When Vicki Perry was an elementary school principal in the Southfield Public School District, she shared a common love for books with a friend who supported efforts to help children become confident readers, even though she herself couldn’t read.
That friend was a black labrador named Lucky. Perry says Lucky was an appropriate name for her companion for a couple of reasons. Two decades ago, during a heatwave in Detroit, Perry purchased Lucky, then a tiny puppy with no name, from some guys who asked $5 for the dog. “We gave them $10 and took her to a vet around the corner and waited 90 minutes to get her in. She was beautiful but sick. Our $10 turned into about $900,” she says.
With a lot of care, Lucky recovered. “She was lucky that we took her to the vet because she probably wouldn’t have made it,” Perry says. “But we were lucky to have found her because she was a wonderful dog. Smart, smart, smart.”
Lucky’s gentle nature made her a perfect reading companion in kindergarten and first-grade classrooms at the schools where Perry worked. “She went to work with me a couple of times during the week. She had her glasses and a book bag and the children would take turns reading to her, and I think they really enjoyed it because Lucky never told them they mispronounced a word. She never corrected them. She never judged them,” Perry says.
Five years ago, after nearly 14 years of companionship, Perry said goodbye to Lucky. But just prior to this farewell — and during a walk near Perry’s cottage in Canada — Perry noticed in a neighbor’s yard a special bookshelf dedicated to a beloved pet. “It had a sign that said ‘Feel free to take a book,’ and I thought that’s so wonderful,” she recalls. Ever since then, Perry has planned to create a Lucky Library to honor her own pet.
“I needed to retire and research it and I was finally able to purchase the library,” says Perry, now an assistant to Southfield Mayor Ken Siver. “With the assistance and wonderful responsibility of Kyle Bryce and Terry Croad in the planning department and the Southfield City Centre Advisory Board, it was approved.”
The library was installed on Thursday, August 13 and a ribbon-cutting took place on Sunday, August 16. “I put the first books into the Lucky Free Library, and they are all about dogs,” Perry says. The library sits on the southwest corner of Evergreen Road and Civic Center Drive and exists to support literacy in the community.
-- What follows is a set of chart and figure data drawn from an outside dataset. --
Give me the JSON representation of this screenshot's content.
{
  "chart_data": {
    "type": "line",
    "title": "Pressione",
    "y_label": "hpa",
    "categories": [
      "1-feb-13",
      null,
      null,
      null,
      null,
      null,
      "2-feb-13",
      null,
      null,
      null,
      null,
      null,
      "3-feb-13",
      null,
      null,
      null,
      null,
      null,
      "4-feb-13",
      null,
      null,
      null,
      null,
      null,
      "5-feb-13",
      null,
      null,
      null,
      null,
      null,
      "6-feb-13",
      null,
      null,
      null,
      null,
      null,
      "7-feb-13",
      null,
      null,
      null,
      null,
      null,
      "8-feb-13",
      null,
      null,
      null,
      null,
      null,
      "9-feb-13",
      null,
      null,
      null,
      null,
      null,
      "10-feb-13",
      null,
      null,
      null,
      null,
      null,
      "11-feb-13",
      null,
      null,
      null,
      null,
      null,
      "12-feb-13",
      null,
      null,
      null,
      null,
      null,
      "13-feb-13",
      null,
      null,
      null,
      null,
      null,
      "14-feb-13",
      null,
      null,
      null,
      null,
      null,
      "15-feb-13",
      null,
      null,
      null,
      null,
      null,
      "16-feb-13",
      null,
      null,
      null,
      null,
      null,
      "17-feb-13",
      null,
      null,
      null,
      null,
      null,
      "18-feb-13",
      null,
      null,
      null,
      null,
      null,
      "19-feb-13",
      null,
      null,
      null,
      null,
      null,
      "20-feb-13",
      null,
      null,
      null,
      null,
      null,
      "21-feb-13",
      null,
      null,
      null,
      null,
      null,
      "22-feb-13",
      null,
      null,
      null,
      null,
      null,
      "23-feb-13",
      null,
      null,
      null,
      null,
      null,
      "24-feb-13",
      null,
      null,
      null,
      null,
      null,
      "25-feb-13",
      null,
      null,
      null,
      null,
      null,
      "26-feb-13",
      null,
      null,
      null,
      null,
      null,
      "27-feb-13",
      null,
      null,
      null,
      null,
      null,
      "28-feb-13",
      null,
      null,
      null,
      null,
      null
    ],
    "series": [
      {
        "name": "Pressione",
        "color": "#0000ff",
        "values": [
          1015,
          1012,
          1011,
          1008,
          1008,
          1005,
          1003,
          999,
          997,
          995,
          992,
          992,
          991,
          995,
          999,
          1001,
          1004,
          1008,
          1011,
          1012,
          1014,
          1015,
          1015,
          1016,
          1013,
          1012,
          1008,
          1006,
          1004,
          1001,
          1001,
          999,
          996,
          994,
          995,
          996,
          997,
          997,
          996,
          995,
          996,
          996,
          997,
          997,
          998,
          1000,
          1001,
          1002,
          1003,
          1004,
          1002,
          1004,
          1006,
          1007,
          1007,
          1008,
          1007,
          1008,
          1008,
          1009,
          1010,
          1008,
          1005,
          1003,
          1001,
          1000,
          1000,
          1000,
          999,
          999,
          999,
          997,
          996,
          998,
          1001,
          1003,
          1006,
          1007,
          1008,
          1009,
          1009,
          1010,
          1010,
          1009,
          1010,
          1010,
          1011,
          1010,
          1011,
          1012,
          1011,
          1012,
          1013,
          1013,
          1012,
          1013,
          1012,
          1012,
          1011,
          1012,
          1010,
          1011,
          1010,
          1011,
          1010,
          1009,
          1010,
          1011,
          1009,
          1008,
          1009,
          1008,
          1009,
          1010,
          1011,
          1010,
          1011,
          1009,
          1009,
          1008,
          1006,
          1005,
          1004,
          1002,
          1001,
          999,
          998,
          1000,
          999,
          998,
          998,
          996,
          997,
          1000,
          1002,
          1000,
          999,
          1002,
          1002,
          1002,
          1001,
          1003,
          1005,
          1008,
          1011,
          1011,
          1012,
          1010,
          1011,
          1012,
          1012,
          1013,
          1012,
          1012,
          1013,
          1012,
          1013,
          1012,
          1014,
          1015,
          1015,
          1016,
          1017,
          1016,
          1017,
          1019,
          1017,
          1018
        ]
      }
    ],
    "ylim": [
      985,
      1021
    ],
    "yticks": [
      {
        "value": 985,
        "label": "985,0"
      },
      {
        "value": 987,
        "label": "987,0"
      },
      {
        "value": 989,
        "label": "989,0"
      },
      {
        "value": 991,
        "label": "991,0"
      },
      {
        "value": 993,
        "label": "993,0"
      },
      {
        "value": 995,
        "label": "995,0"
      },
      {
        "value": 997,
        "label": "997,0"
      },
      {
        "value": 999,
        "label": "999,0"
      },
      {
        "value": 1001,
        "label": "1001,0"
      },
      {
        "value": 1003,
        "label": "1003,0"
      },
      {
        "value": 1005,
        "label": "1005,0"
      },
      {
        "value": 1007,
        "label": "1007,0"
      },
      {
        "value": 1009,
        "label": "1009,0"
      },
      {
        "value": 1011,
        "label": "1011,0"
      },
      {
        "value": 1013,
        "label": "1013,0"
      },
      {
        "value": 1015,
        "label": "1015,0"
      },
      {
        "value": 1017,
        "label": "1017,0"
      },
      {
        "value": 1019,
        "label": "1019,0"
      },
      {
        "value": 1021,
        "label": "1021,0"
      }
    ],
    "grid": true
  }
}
“The books I purchased years ago as a reflection of my dog, and in the library will be books of all genres and for all ages,” Perry says. Soon, she hopes to adorn the library with a nameplate that says “The Lucky Library.”
While Perry does not have a new dog to take Lucky’s place in her family, she says she does enjoy “timesharing” Oliver, a dog that belongs to family members and enjoys long visits with Perry throughout the year. In fact, Oliver and Lucky met briefly, and Perry says she likes to think Lucky passed a message to Oliver — in whatever dog language they communicate — to step in whenever Perry may need him.
“Oliver is such a perfect dog. He’s so good,” says Perry.
Take a book, leave a book, enjoy The Lucky Library. It’s on the southwest corner of Evergreen Road and Civic Center Drive in the Southfield City Centre.